For my weekend lunches, the tomatoes are the perfect accompaniment for cottage cheese.  


I can't say I'm a big fan of Guy Clark's music.  I don't really know his oeuvre -- just a few of his better-known songs.  He seems to be one of those Texas singer-songwriters who specialize in wry and wistful songs that are much beloved by the Lone Star State's plentiful supply of ex-hippies.  (Think Jerry Jeff Walker, Kris Kristofferson, Townes Van Zandt, etc.)

I think most of the music produced by the philosophers-in-cowboy-hats school of singer-songwriters is much too cute and precious and self-consciously meaningful.  I find it to be a little insincere.  


But if you're fifty- or sixty-something and you owned these records (on vinyl, of course) when you were in college -- where you smoked more than a little weed from time to time -- and a song like "Desperadoes Waiting for a Train" or (God help us) "Mr.
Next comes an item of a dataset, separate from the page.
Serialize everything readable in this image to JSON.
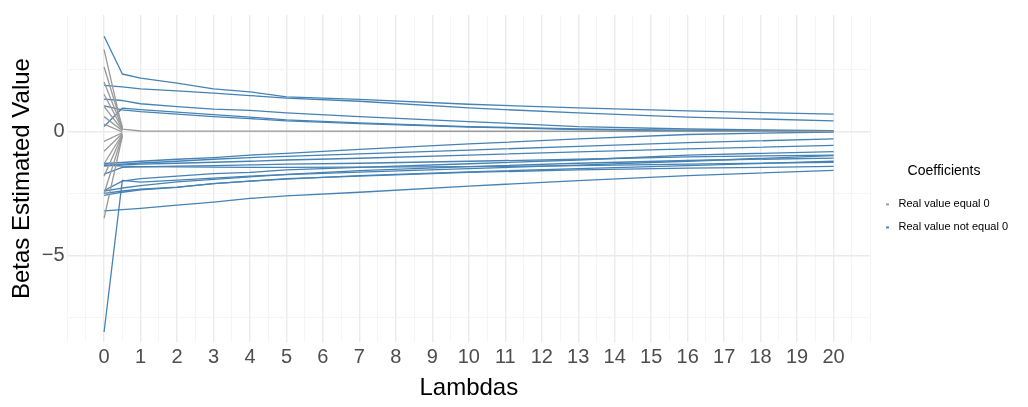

Bojangles" comes on the jukebox at your favorite pseudo-redneck bar in Austin or Nashville or Little Rock after you've had one too many Shiner Bocks, you'll probably find yourself wiping a tear from your eye and singing loudly to the chorus.  

"Homegrown Tomatoes" is just a simple little throw-away song.  There's not much to it lyrically and the music is nothing great.  But when you need a song about tomatoes, the choices are pretty limited.